Ben buradaki iktidar milletvekillerine de sesleniyorum: Vicdanlı olun arkadaşlar, 70 bin-80 bin kişinin oyuyla geldik buraya; onları temsil ediyoruz burada, onların hakkını korumamız lazım, alın terinin ne olduğunu bilmek lazım, onu görmek lazım, alın terine saygı lazım. Bu "beyaz altın"ı eski hâline getirmek lazım, bunu siyahlık kimliğinden kurtarmak lazım. Bizim prestijimizdir bu dünyaya karşı, bizim onurumuzdur bu dünyaya karşı. Biz tarım ülkesiyiz, tarım; önce tarım ülkesiyiz, daha sonra sanayi ülkesiyiz. Burada yaşayan halk bizim halkımız. O halkın çektiklerini burada pembe koltuklarda oturmakla göremeyiz, ancak içlerine gittiğimiz zaman, onlarla yaşadığımız zaman, onların sıkıntısını çektiğimiz zaman görürüz. Ama benim Sayın Bakanım -Muharrem Bey'in söylediği gibi- öyle bir tablo çiziyor ki -geçen Hatay'a gelmiş- ya, acaba o Hatay'a geldi mi, Hatay'a gelmedi mi veya ben mi Hatay'da değilim? İkimiz farklı ülkeyi mi konuşuyoruz, ikimiz farklı ilde miyiz? Ya o Hatay'ı anlatmıyor ya ben Hatay'da değilim. Burada bir tezat var. Bu işi bire bir yaşayan biriyim. Ya o Hatay'la ilgili bilgi vermiyor ya ben çok farklı bir durumdayım.
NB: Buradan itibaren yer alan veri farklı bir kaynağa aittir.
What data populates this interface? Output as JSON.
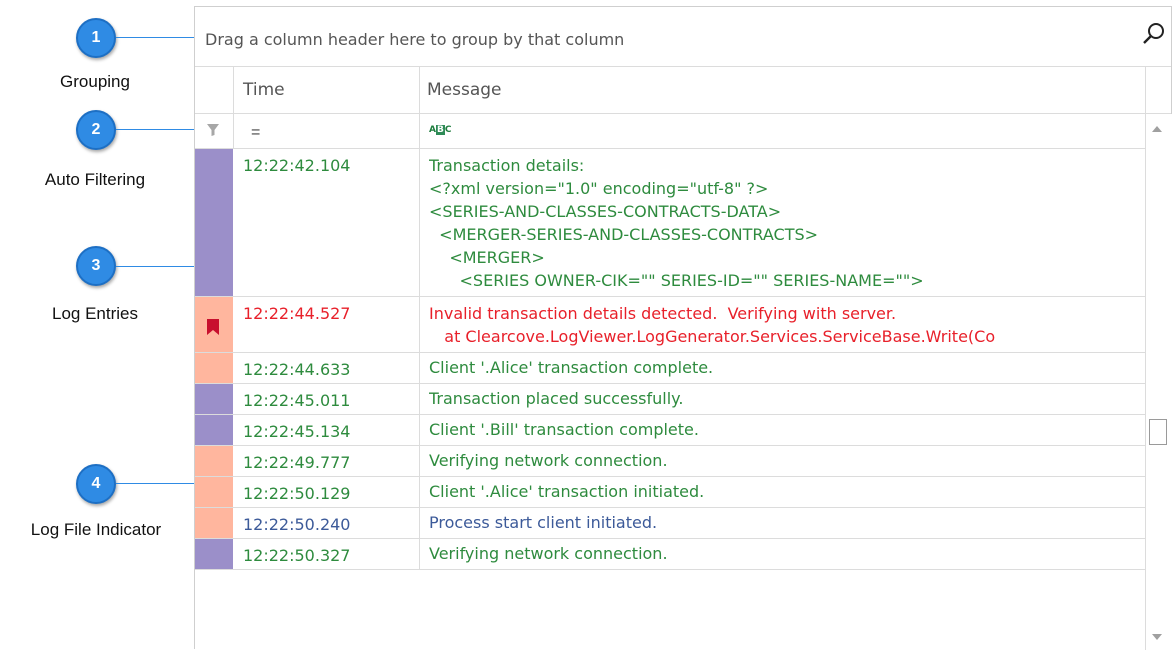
{
  "callouts": [
    {
      "number": "1",
      "label": "Grouping"
    },
    {
      "number": "2",
      "label": "Auto Filtering"
    },
    {
      "number": "3",
      "label": "Log Entries"
    },
    {
      "number": "4",
      "label": "Log File Indicator"
    }
  ],
  "grid": {
    "group_panel_text": "Drag a column header here to group by that column",
    "columns": {
      "time": "Time",
      "message": "Message"
    },
    "filter": {
      "time_operator": "=",
      "message_icon": "abc-filter-icon"
    },
    "colors": {
      "purple_indicator": "#9b8fc9",
      "salmon_indicator": "#ffb69e",
      "green_text": "#2e8b3e",
      "red_text": "#e8202a",
      "blue_text": "#3c5a99",
      "bookmark": "#c8102e"
    },
    "rows": [
      {
        "time": "12:22:42.104",
        "message": "Transaction details:\n<?xml version=\"1.0\" encoding=\"utf-8\" ?>\n<SERIES-AND-CLASSES-CONTRACTS-DATA>\n  <MERGER-SERIES-AND-CLASSES-CONTRACTS>\n    <MERGER>\n      <SERIES OWNER-CIK=\"\" SERIES-ID=\"\" SERIES-NAME=\"\">",
        "level": "green",
        "file": "purple",
        "bookmark": false
      },
      {
        "time": "12:22:44.527",
        "message": "Invalid transaction details detected.  Verifying with server.\n   at Clearcove.LogViewer.LogGenerator.Services.ServiceBase.Write(Co",
        "level": "red",
        "file": "salmon",
        "bookmark": true
      },
      {
        "time": "12:22:44.633",
        "message": "Client '.Alice' transaction complete.",
        "level": "green",
        "file": "salmon",
        "bookmark": false
      },
      {
        "time": "12:22:45.011",
        "message": "Transaction placed successfully.",
        "level": "green",
        "file": "purple",
        "bookmark": false
      },
      {
        "time": "12:22:45.134",
        "message": "Client '.Bill' transaction complete.",
        "level": "green",
        "file": "purple",
        "bookmark": false
      },
      {
        "time": "12:22:49.777",
        "message": "Verifying network connection.",
        "level": "green",
        "file": "salmon",
        "bookmark": false
      },
      {
        "time": "12:22:50.129",
        "message": "Client '.Alice' transaction initiated.",
        "level": "green",
        "file": "salmon",
        "bookmark": false
      },
      {
        "time": "12:22:50.240",
        "message": "Process start client initiated.",
        "level": "blue",
        "file": "salmon",
        "bookmark": false
      },
      {
        "time": "12:22:50.327",
        "message": "Verifying network connection.",
        "level": "green",
        "file": "purple",
        "bookmark": false
      }
    ]
  }
}
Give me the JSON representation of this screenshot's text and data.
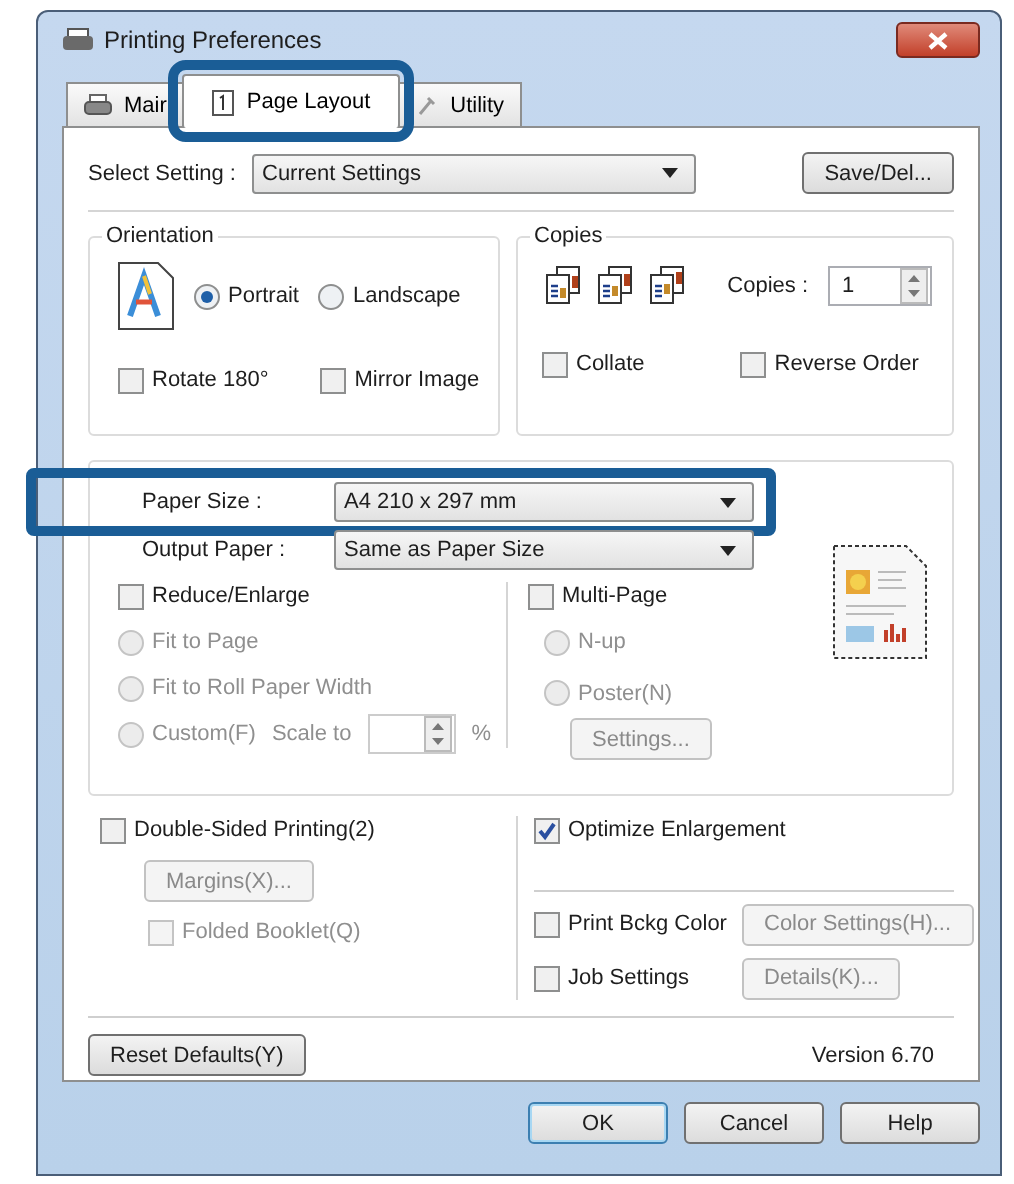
{
  "window": {
    "title": "Printing Preferences"
  },
  "tabs": [
    {
      "label": "Mair",
      "selected": false,
      "highlighted": false
    },
    {
      "label": "Page Layout",
      "selected": true,
      "highlighted": true
    },
    {
      "label": "Utility",
      "selected": false,
      "highlighted": false
    }
  ],
  "select_setting": {
    "label": "Select Setting :",
    "value": "Current Settings",
    "button": "Save/Del..."
  },
  "orientation": {
    "title": "Orientation",
    "options": [
      {
        "label": "Portrait",
        "selected": true
      },
      {
        "label": "Landscape",
        "selected": false
      }
    ],
    "checks": [
      {
        "label": "Rotate 180°",
        "checked": false
      },
      {
        "label": "Mirror Image",
        "checked": false
      }
    ]
  },
  "copies": {
    "title": "Copies",
    "label": "Copies :",
    "value": "1",
    "checks": [
      {
        "label": "Collate",
        "checked": false
      },
      {
        "label": "Reverse Order",
        "checked": false
      }
    ]
  },
  "paper": {
    "fields": [
      {
        "label": "Paper Size :",
        "value": "A4 210 x 297 mm",
        "highlighted": true
      },
      {
        "label": "Output Paper :",
        "value": "Same as Paper Size",
        "highlighted": false
      }
    ],
    "reduce": {
      "label": "Reduce/Enlarge",
      "checked": false,
      "options": [
        {
          "label": "Fit to Page",
          "selected": false,
          "disabled": true
        },
        {
          "label": "Fit to Roll Paper Width",
          "selected": false,
          "disabled": true
        },
        {
          "label": "Custom(F)",
          "selected": false,
          "disabled": true
        }
      ],
      "scale_label": "Scale to",
      "unit": "%"
    },
    "multi": {
      "label": "Multi-Page",
      "checked": false,
      "options": [
        {
          "label": "N-up",
          "selected": false,
          "disabled": true
        },
        {
          "label": "Poster(N)",
          "selected": false,
          "disabled": true
        }
      ],
      "button": {
        "label": "Settings...",
        "disabled": true
      }
    }
  },
  "double_sided": {
    "label": "Double-Sided Printing(2)",
    "checked": false,
    "button": {
      "label": "Margins(X)...",
      "disabled": true
    },
    "booklet": {
      "label": "Folded Booklet(Q)",
      "checked": false,
      "disabled": true
    }
  },
  "optimize": {
    "label": "Optimize Enlargement",
    "checked": true
  },
  "extras": [
    {
      "label": "Print Bckg Color",
      "checked": false,
      "button": {
        "label": "Color Settings(H)...",
        "disabled": true
      }
    },
    {
      "label": "Job Settings",
      "checked": false,
      "button": {
        "label": "Details(K)...",
        "disabled": true
      }
    }
  ],
  "reset_button": "Reset Defaults(Y)",
  "version": "Version 6.70",
  "buttons": [
    {
      "label": "OK",
      "default": true
    },
    {
      "label": "Cancel",
      "default": false
    },
    {
      "label": "Help",
      "default": false
    }
  ]
}
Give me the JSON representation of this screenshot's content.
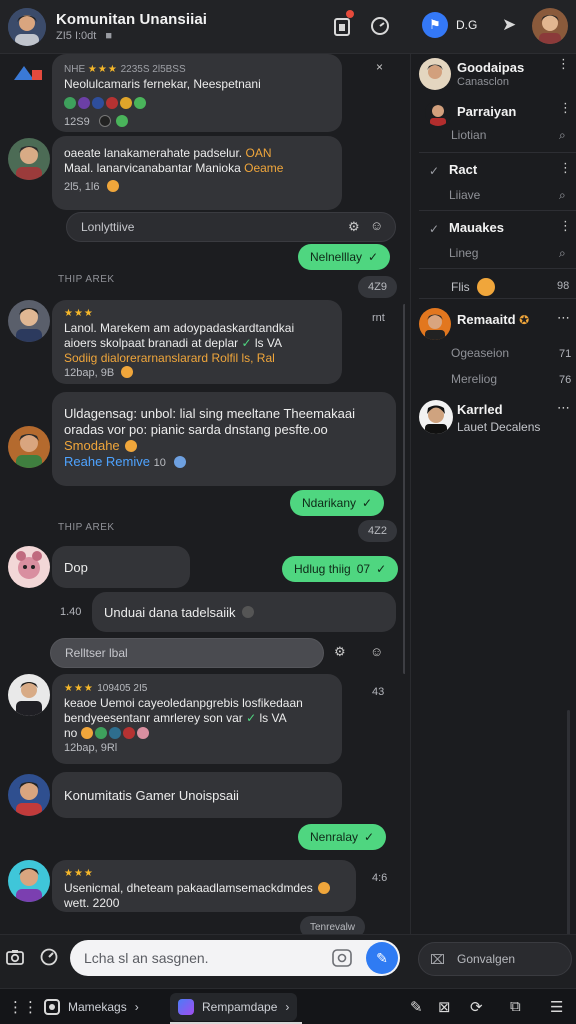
{
  "topbar": {
    "title": "Komunitan Unansiiai",
    "subtitle": "ZI5 I:0dt",
    "right_label": "D.G"
  },
  "chat": {
    "messages": [
      {
        "header": "NHE",
        "time": "2235S 2l5BSS",
        "text1": "Neolulcamaris fernekar, Neespetnani",
        "time2": "12S9"
      },
      {
        "text1": "oaeate lanakamerahate padselur.",
        "hl": "OAN",
        "text2": "Maal. lanarvicanabantar Manioka",
        "hl2": "Oeame",
        "meta": "2l5, 1l6"
      },
      {
        "reply": "Lonlyttiive",
        "pill": "Nelnelllay",
        "chip": "4Z9"
      },
      {
        "section": "THIP AREK"
      },
      {
        "text1": "Lanol. Marekem am adoypadaskardtandkai",
        "text2": "aioers skolpaat branadi at deplar",
        "hl2": "ls VA",
        "text3": "Sodiig dialorerarnanslarard",
        "hl3": "Rolfil ls, Ral",
        "meta": "12bap, 9B",
        "side": "rnt"
      },
      {
        "text1": "Uldagensag: unbol: lial sing meeltane Theemakaai",
        "text2": "oradas vor po: pianic sarda dnstang pesfte.oo",
        "hl": "Smodahe",
        "link": "Reahe Remive",
        "meta": "10",
        "pill": "Ndarikany",
        "chip": "4Z2"
      },
      {
        "section": "THIP AREK"
      },
      {
        "text1": "Dop",
        "pill": "Hdlug thiig",
        "pill_num": "07"
      },
      {
        "time": "1.40",
        "text1": "Unduai dana tadelsaiik"
      },
      {
        "reply": "Relltser lbal"
      },
      {
        "text1": "keaoe Uemoi cayeoledanpgrebis losfikedaan",
        "text2": "bendyeesentanr amrlerey son var",
        "hl2": "ls VA",
        "text3": "no",
        "meta": "12bap, 9Rl",
        "side": "43",
        "time": "109405 2I5"
      },
      {
        "text1": "Konumitatis Gamer Unoispsaii",
        "pill": "Nenralay"
      },
      {
        "text1": "Usenicmal, dheteam pakaadlamsemackdmdes",
        "text2": "wett. 2200",
        "side": "4:6",
        "tail": "Tenrevalw"
      }
    ]
  },
  "right_panel": {
    "items": [
      {
        "name": "Goodaipas",
        "sub": "Canasclon"
      },
      {
        "name": "Parraiyan",
        "sub": "Liotian"
      },
      {
        "name": "Ract",
        "sub": "Liiave"
      },
      {
        "name": "Mauakes",
        "sub": "Lineg"
      },
      {
        "name": "Flis",
        "num": "98"
      },
      {
        "name": "Remaaitd",
        "sub": "Ogeaseion",
        "num": "71",
        "sub2": "Mereliog",
        "num2": "76"
      },
      {
        "name": "Karrled",
        "sub": "Lauet Decalens"
      }
    ]
  },
  "composer": {
    "placeholder": "Lcha sl an sasgnen.",
    "right_placeholder": "Gonvalgen"
  },
  "bottombar": {
    "tab1": "Mamekags",
    "tab2": "Rempamdape"
  },
  "colors": {
    "accent_green": "#4fd680",
    "accent_blue": "#2f7bf3",
    "star": "#f5b72a",
    "bg": "#1c1d20"
  }
}
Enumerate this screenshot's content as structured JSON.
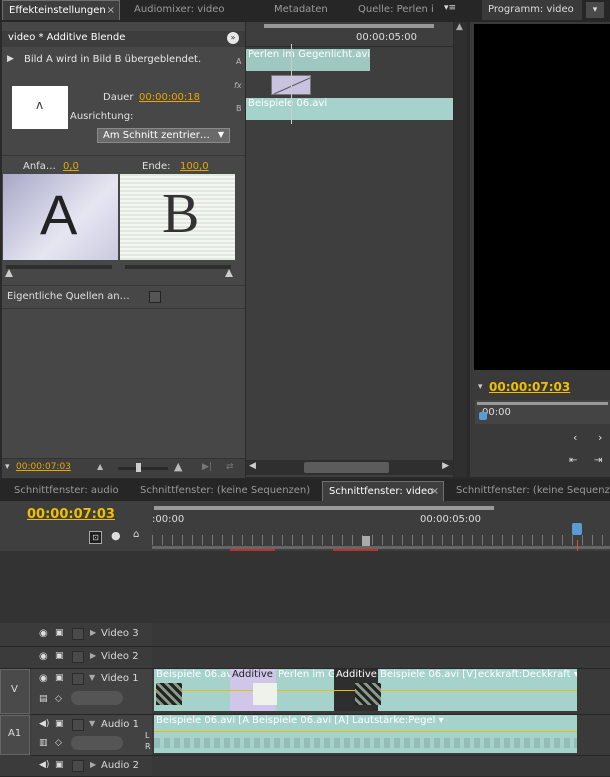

Ya, lütfen gerçekleri görün, elinizi vicdanınıza koyun, temsil hakkını aldığınız insanların hakkını koruyun, şu çiftçiye biraz el atın. Sadece pamuk değil, keza bu, buğdayda da, mısırda da, zeytinde de, hepsinde aynı.

Ben Allah katında sizinle vicdanınızı baş başa bırakıyorum. İnanıyorum ki çiftçinin hakkını koruyacak ve bu önergeye evet oyu vereceksiniz.

Teşekkür ediyorum, saygılar sunuyorum. (CHP sıralarından alkışlar)

BAŞKAN - Teşekkür ederiz Sayın Akgöl.